I couldn’t breathe…my tears were causing me to drown in sorrow and anguish. Not having children of my own, My animals are
my children. 2010 was a bad year for my animals and for me. I had two cats, one a black and white tuxedo, and one a white and black domestic short hair. Sneakers and Smudge. I had them for eight years. They were my life. Within six months of each other, they were gone and I was devastated, trying to breathe, trying to function. How could this be? They were indoor cats, pampered and sheltered. Smudge went first, the victim of a stroke. Sneakers died six months after, the victim of insecticide spray (I did not use it, my mother did). He had organ failure.
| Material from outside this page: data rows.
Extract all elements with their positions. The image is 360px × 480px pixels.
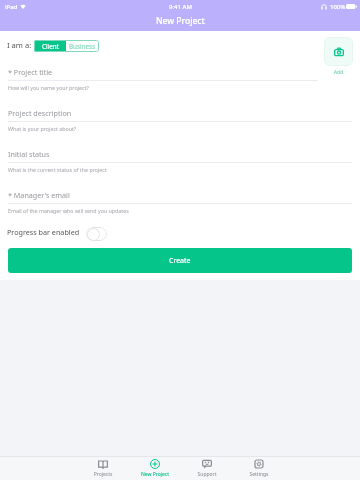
staticText: Progress bar enabled (7, 227, 80, 237)
staticText: * Manager's email (8, 190, 70, 200)
staticText: Initial status (8, 149, 50, 159)
button[interactable]: Support (181, 457, 233, 480)
staticText: I am a: (7, 40, 32, 50)
staticText: What is your project about? (8, 125, 77, 132)
staticText: Settings (233, 471, 285, 478)
button[interactable]: Client (34, 40, 66, 52)
staticText: Business (69, 42, 96, 51)
staticText: Support (181, 471, 233, 478)
button[interactable]: Add photo (324, 37, 353, 66)
staticText: 9:41 AM (169, 3, 192, 11)
staticText: What is the current status of the projec… (8, 166, 107, 173)
staticText: Email of the manager who will send you u… (8, 207, 129, 214)
staticText: New Project (156, 15, 205, 27)
button[interactable]: Settings (233, 457, 285, 480)
staticText: 100% (330, 3, 346, 11)
button[interactable]: Create (8, 248, 352, 273)
staticText: How will you name your project? (8, 84, 89, 91)
button[interactable]: New Project (129, 457, 181, 480)
button[interactable]: Business (66, 40, 99, 52)
button[interactable]: Projects (77, 457, 129, 480)
staticText: Project description (8, 108, 72, 118)
button[interactable]: Progress bar toggle (86, 227, 107, 241)
staticText: Create (169, 256, 191, 266)
staticText: iPad (5, 3, 18, 11)
staticText: Projects (77, 471, 129, 478)
staticText: * Project title (8, 67, 53, 77)
staticText: Add (324, 68, 353, 75)
staticText: Client (42, 42, 59, 51)
staticText: New Project (129, 471, 181, 478)
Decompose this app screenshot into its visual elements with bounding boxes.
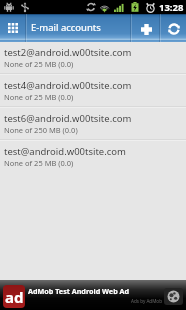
staticText: None of 25 MB (0.0) (4, 59, 74, 69)
staticText: Ads by AdMob (131, 298, 162, 304)
button[interactable]: Accounts menu (0, 14, 25, 42)
button[interactable]: Open ad in browser (164, 288, 183, 305)
staticText: AdMob Test Android Web Ad (28, 286, 130, 296)
staticText: 13:28 (159, 1, 184, 14)
button[interactable]: test2@android.w00tsite.com (0, 42, 186, 73)
staticText: None of 250 MB (0.0) (4, 125, 78, 135)
staticText: None of 25 MB (0.0) (4, 92, 74, 102)
staticText: test@android.w00tsite.com (4, 145, 126, 158)
staticText: ad (5, 287, 24, 307)
button[interactable]: Refresh (160, 14, 186, 42)
staticText: test2@android.w00tsite.com (4, 46, 132, 59)
button[interactable]: test6@android.w00tsite.com (0, 108, 186, 139)
staticText: E-mail accounts (31, 21, 101, 34)
button[interactable]: test@android.w00tsite.com (0, 141, 186, 172)
staticText: test4@android.w00tsite.com (4, 79, 132, 92)
button[interactable]: test4@android.w00tsite.com (0, 75, 186, 106)
staticText: None of 25 MB (0.0) (4, 158, 74, 168)
button[interactable]: AdMob Test Android Web Ad (0, 280, 186, 310)
staticText: test6@android.w00tsite.com (4, 112, 132, 125)
button[interactable]: Add account (131, 14, 160, 42)
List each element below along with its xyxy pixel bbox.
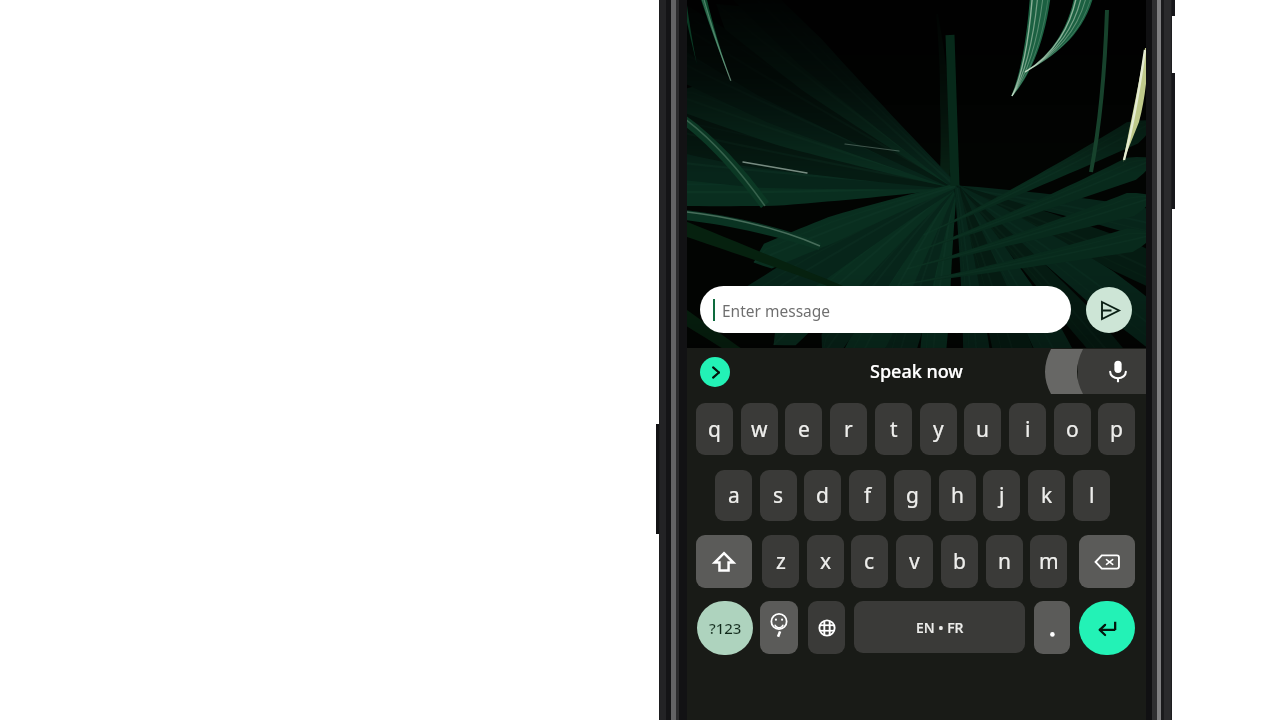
staticText: d: [816, 481, 829, 510]
staticText: w: [751, 415, 768, 444]
button[interactable]: o: [1054, 403, 1091, 455]
button[interactable]: Enter: [1079, 601, 1135, 655]
button[interactable]: Shift: [696, 535, 752, 588]
staticText: r: [844, 415, 853, 444]
button[interactable]: m: [1030, 535, 1067, 588]
button[interactable]: f: [849, 470, 886, 521]
button[interactable]: a: [715, 470, 752, 521]
staticText: n: [998, 547, 1011, 576]
staticText: t: [890, 415, 898, 444]
staticText: ?123: [709, 618, 742, 638]
button[interactable]: j: [983, 470, 1020, 521]
button[interactable]: v: [896, 535, 933, 588]
staticText: i: [1025, 415, 1031, 444]
button[interactable]: Send: [1086, 287, 1132, 333]
button[interactable]: n: [986, 535, 1023, 588]
button[interactable]: g: [894, 470, 931, 521]
button[interactable]: y: [920, 403, 957, 455]
button[interactable]: u: [964, 403, 1001, 455]
staticText: EN • FR: [916, 618, 964, 637]
button[interactable]: Period: [1034, 601, 1070, 654]
staticText: j: [999, 481, 1005, 510]
button[interactable]: Expand voice panel: [700, 357, 730, 387]
staticText: b: [953, 547, 966, 576]
button[interactable]: z: [762, 535, 799, 588]
staticText: m: [1039, 547, 1059, 576]
button[interactable]: EN • FR: [854, 601, 1025, 653]
staticText: z: [776, 547, 786, 576]
button[interactable]: Emoji: [760, 601, 798, 654]
button[interactable]: Enter message: [700, 286, 1071, 333]
staticText: s: [773, 481, 784, 510]
button[interactable]: d: [804, 470, 841, 521]
staticText: k: [1041, 481, 1053, 510]
staticText: a: [728, 481, 740, 510]
staticText: f: [864, 481, 872, 510]
button[interactable]: e: [785, 403, 822, 455]
staticText: c: [864, 547, 875, 576]
button[interactable]: l: [1073, 470, 1110, 521]
staticText: Speak now: [870, 359, 963, 384]
staticText: e: [798, 415, 810, 444]
button[interactable]: c: [851, 535, 888, 588]
button[interactable]: Change language: [808, 601, 845, 654]
staticText: v: [909, 547, 920, 576]
button[interactable]: i: [1009, 403, 1046, 455]
button[interactable]: ?123: [697, 601, 753, 655]
button[interactable]: k: [1028, 470, 1065, 521]
staticText: l: [1089, 481, 1095, 510]
button[interactable]: h: [939, 470, 976, 521]
staticText: p: [1110, 415, 1123, 444]
button[interactable]: t: [875, 403, 912, 455]
staticText: y: [933, 415, 944, 444]
staticText: Enter message: [722, 300, 831, 321]
button[interactable]: s: [760, 470, 797, 521]
staticText: u: [976, 415, 989, 444]
button[interactable]: Microphone: [1104, 357, 1132, 385]
button[interactable]: Backspace: [1079, 535, 1135, 588]
button[interactable]: x: [807, 535, 844, 588]
staticText: q: [708, 415, 721, 444]
button[interactable]: b: [941, 535, 978, 588]
button[interactable]: q: [696, 403, 733, 455]
staticText: o: [1066, 415, 1079, 444]
button[interactable]: r: [830, 403, 867, 455]
staticText: g: [906, 481, 919, 510]
button[interactable]: p: [1098, 403, 1135, 455]
staticText: h: [951, 481, 964, 510]
staticText: x: [820, 547, 832, 576]
button[interactable]: w: [741, 403, 778, 455]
With my heart in a million shattered pieces, I went to the shelter. It had only been a couple of days, but I knew if I didn’t have something to love, I would not get through the heartbreak. The house was so empty. The food bowls and litter box evidence of loss. I felt directed to go to the Halifax Shelter. I steeled myself to face the need of the shelter’s inhabitants. No, I could not take them all home. I could only take one. There were so many and I had to put it out of my head that this shelter does euthanize. One. For me. Now. Stay focused. Breathe even though it hurts.
I said to myself, you’ll know it when you see it. You will fall in love with one, and that is The One. They allowed you to hold one at a time. There was a volunteer getting the cats out of their cages, which were clean and odor free. I must have held ten kittens, all the while watching the kitten in the arms of the man who was seated to my right. He was speaking to the kitten, and I strained to hear what he was saying. “You have to let them see your personality…You have to be at your best… Someone will take you home…” He was trying to find a good home for this special kitten. I asked to hold her. She was The One. I assured the man she was going to an excellent home. I picked her up the following day. I could breathe again. My heart was still broken, but there was light at the end of the black tunnel.
Bella (Yes, I’m a Twilight fan, so sue me)Bella is a Maine Coon. So pretty with her strips, her fluffy tail, her thick coat, but it’s her personality that makes her extraordinary. She is dog-like in her demeanor, greeting me with ferocity and adulation. We are joined at the hip and inseparable. I can finally breathe again.